Objective: Inadequate intakes of micronutrients in elderly negatively affect the nutritional status. Zinc is an essential micronutrient in the elderly, especially in relation to its impact on immune function, bone mass, cognitive function and oxidative stress. However, data are lacking on zinc intake and status during normal ageing. In this study, we evaluate the intake and status of zinc in late middle-aged and older free-living subjects.
Design: Dietary zinc intake and zinc status in 188 middle-aged subjects from Clermont-Ferrand (Fr) and Coleraine (UK), and in 199 older subjects from Grenoble (Fr) and Roma (It) were assessed at the entry in the ZENITH study.

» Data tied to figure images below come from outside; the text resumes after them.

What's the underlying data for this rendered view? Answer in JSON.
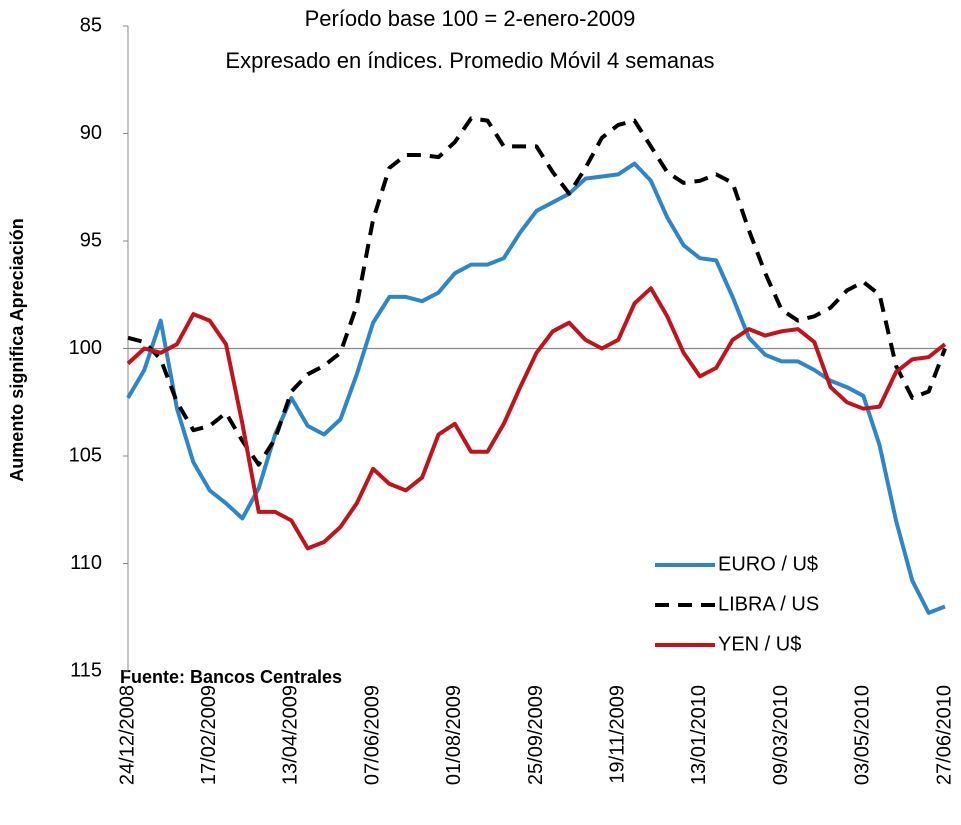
{
  "chart_data": {
    "type": "line",
    "title": "Período base 100 =  2-enero-2009",
    "subtitle": "Expresado en índices. Promedio Móvil 4 semanas",
    "y_label": "Aumento significa Apreciación",
    "source": "Fuente: Bancos Centrales",
    "y_inverted": true,
    "reference_line": 100,
    "ylim": [
      85,
      115
    ],
    "yticks": [
      85,
      90,
      95,
      100,
      105,
      110,
      115
    ],
    "categories": [
      "24/12/2008",
      null,
      null,
      null,
      null,
      "17/02/2009",
      null,
      null,
      null,
      null,
      "13/04/2009",
      null,
      null,
      null,
      null,
      "07/06/2009",
      null,
      null,
      null,
      null,
      "01/08/2009",
      null,
      null,
      null,
      null,
      "25/09/2009",
      null,
      null,
      null,
      null,
      "19/11/2009",
      null,
      null,
      null,
      null,
      "13/01/2010",
      null,
      null,
      null,
      null,
      "09/03/2010",
      null,
      null,
      null,
      null,
      "03/05/2010",
      null,
      null,
      null,
      null,
      "27/06/2010"
    ],
    "series": [
      {
        "name": "EURO / U$",
        "color": "#2e86c8",
        "dash": "solid",
        "values": [
          102.3,
          101,
          98.7,
          102.8,
          105.3,
          106.6,
          107.2,
          107.9,
          106.5,
          104,
          102.3,
          103.6,
          104,
          103.3,
          101.2,
          98.8,
          97.6,
          97.6,
          97.8,
          97.4,
          96.5,
          96.1,
          96.1,
          95.8,
          94.6,
          93.6,
          93.2,
          92.8,
          92.1,
          92,
          91.9,
          91.4,
          92.2,
          93.9,
          95.2,
          95.8,
          95.9,
          97.6,
          99.5,
          100.3,
          100.6,
          100.6,
          101,
          101.5,
          101.8,
          102.2,
          104.5,
          108,
          110.8,
          112.3,
          112
        ]
      },
      {
        "name": "LIBRA / US",
        "color": "#000000",
        "dash": "dashed",
        "values": [
          99.5,
          99.7,
          100.5,
          102.5,
          103.8,
          103.6,
          103,
          104.3,
          105.4,
          104.2,
          102,
          101.2,
          100.8,
          100.2,
          98,
          94,
          91.6,
          91,
          91,
          91.1,
          90.4,
          89.3,
          89.4,
          90.6,
          90.6,
          90.6,
          91.8,
          92.8,
          91.6,
          90.2,
          89.6,
          89.4,
          90.6,
          91.8,
          92.3,
          92.2,
          91.9,
          92.3,
          94.5,
          96.5,
          98.2,
          98.7,
          98.5,
          98.1,
          97.3,
          96.9,
          97.5,
          100.8,
          102.3,
          102,
          100
        ]
      },
      {
        "name": "YEN / U$",
        "color": "#c0141c",
        "dash": "solid",
        "values": [
          100.7,
          100,
          100.2,
          99.8,
          98.4,
          98.7,
          99.8,
          103.5,
          107.6,
          107.6,
          108,
          109.3,
          109,
          108.3,
          107.2,
          105.6,
          106.3,
          106.6,
          106,
          104,
          103.5,
          104.8,
          104.8,
          103.5,
          101.8,
          100.2,
          99.2,
          98.8,
          99.6,
          100,
          99.6,
          97.9,
          97.2,
          98.5,
          100.2,
          101.3,
          100.9,
          99.6,
          99.1,
          99.4,
          99.2,
          99.1,
          99.7,
          101.8,
          102.5,
          102.8,
          102.7,
          101.1,
          100.5,
          100.4,
          99.8
        ]
      }
    ]
  }
}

Results: In relation to the zinc RDA for people older than 55 y, zinc intakes in most of the middle-aged and older subjects (more than 96%) in the present study were adequate. Older people had significantly lower (P < 0.01) energy intakes as compared to middle-aged. Zinc intake expressed per MJ was also significantly (P < 0.01) higher in older people compared to middle-aged. Erythrocyte and urinary zinc concentrations were significantly (P < 0.001) higher in middle-aged subjects compared to older ones. The prevalence of biological Zn deficiency in free-living ageing European people was low (<5%).
Conclusion: The results of the present study showed a relatively low prevalence of zinc deficiencies in healthy free-living late middle-age and older subjects. These results should be useful for health professionals to have reference data on zinc intake and status for a healthy ageing.